/eden_comfy_pipelines

A collection of custom nodes and workflows for ComfyUI

Primary LanguagePython

Eden.art custom node Suite

A collection of custom nodes and workflows for ComfyUI, developed by Eden.

Some nodes are not yet documented in this README but are used in our workflows repo.

Examples of some of the most useful nodes:

GPT4 node:

GPT4 Node

Call GPT4 for text completion:

  • A very generic node that just wraps the OpenAI API. All you need is a .env file in the root comfyUI folder with your API key.

GPT4 vision node:

GPT4 Vision Node

Call GPT4-vision for image captioning / understanding

  • A very generic node that just wraps the OpenAI API. All you need is a .env file in the root comfyUI folder with your API key.

Load random Images from a directory:

LoadRandomImage Node

Enables various random image loading formats to create auto-experiments.

  • Just hit "queue prompt" several times and it will run the workflow on different inputs.
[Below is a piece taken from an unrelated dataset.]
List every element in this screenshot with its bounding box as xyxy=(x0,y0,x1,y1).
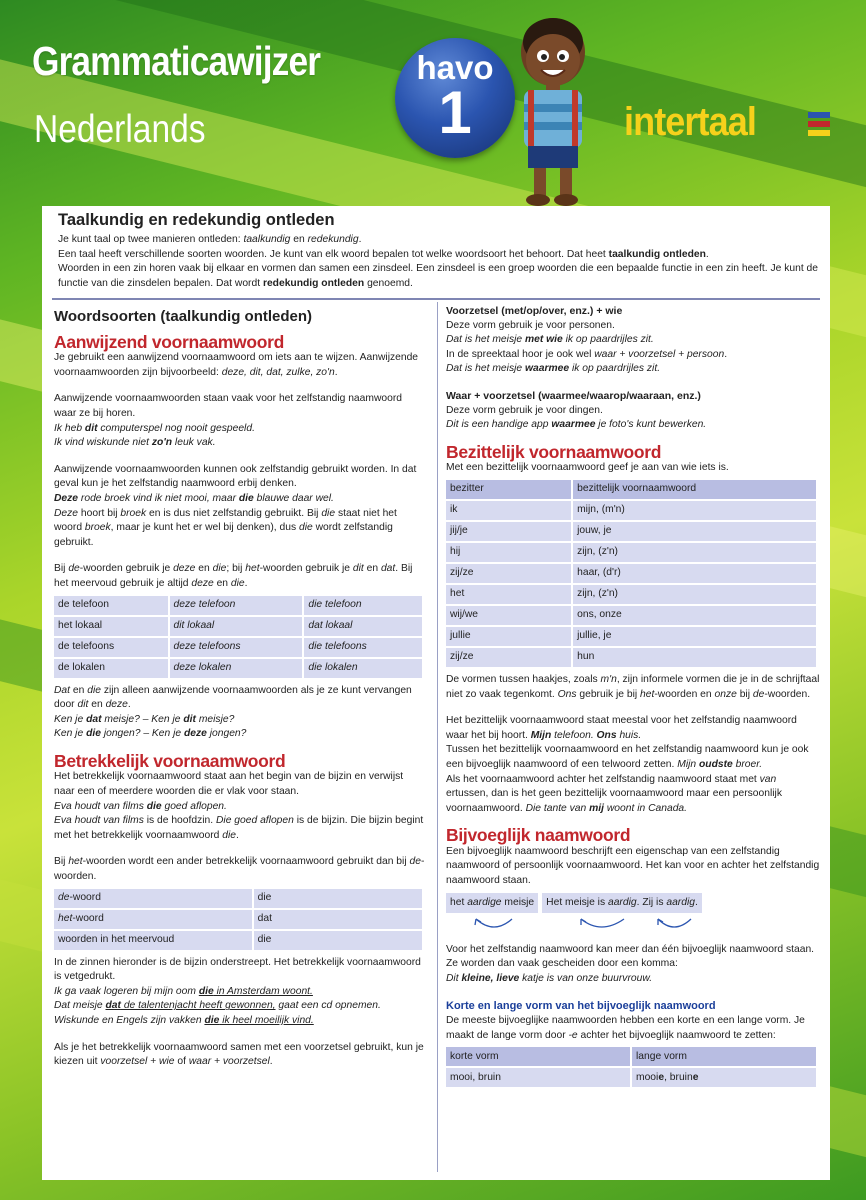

When multiple images are loaded, it will auto-crop them to the same aspect ratio / resolution.

Generate (video) masks from an input image/video using color clustering:

maskfromrgb_kmeans Node

Applies KMeans clustering to the colors of an input image/video to produce output masks

  • This node is super useful when generating masks for eg AnimateDiff directly from a source video

DepthSlicer node:

DepthSlicer Node

Generates masks from a depth map:

  • This node takes a depth map as input and slices it in the z direction to produce "depth slices" that can be used for animations or inpainting.

3D Parallax Zoom:

maskfromrgb_kmeans Node

Applies 3D depth zooming to an image

  • Given a depth map and an image, this node creates a 3D-zoom parallax video, Deforum Style.

CLIP_interrogator node:

Based off clip_interrogator.

CLIP Interrogator Node Image

This is a simple CLIP_interrogator node that has a few handy options:

  • If the auto-download fails, just clone https://huggingface.co/Salesforce/blip-image-captioning-large into ComfyUI/models/blip
  • "keep_model_alive" will not remove the CLIP/BLIP models from the GPU after the node is executed, avoiding the need to reload the entire model every time you run a new pipeline (but will use more GPU memory).
  • "prepend_BLIP_caption" can be turned off to only get the matching modifier tags but not use a BLIP-interrogation. Useful if you're using an image with IP_adapter and are mainly looking to copy textures, but not global image contents.
  • "save_prompt_to_txt_file" to specify a path where the prompt is saved to disk.

VAEDecode_to_folder node:

VAE Decode to Folder Node Image

Decodes VAE latents to imgs, but saves them directly to a folder. This allows rendering much longer videos with, for example, AnimateDiff (manual video compilation with ffmpeg required in post).

SaveImage node:

Save Image Node Image

A basic Image saver with the option to add timestamps and to also save the entire pipeline as a .json file (so you can read prompts and settings directly from that .json file without loading the entire pipe).

NOTE: Some of the included nodes aren't finished yet!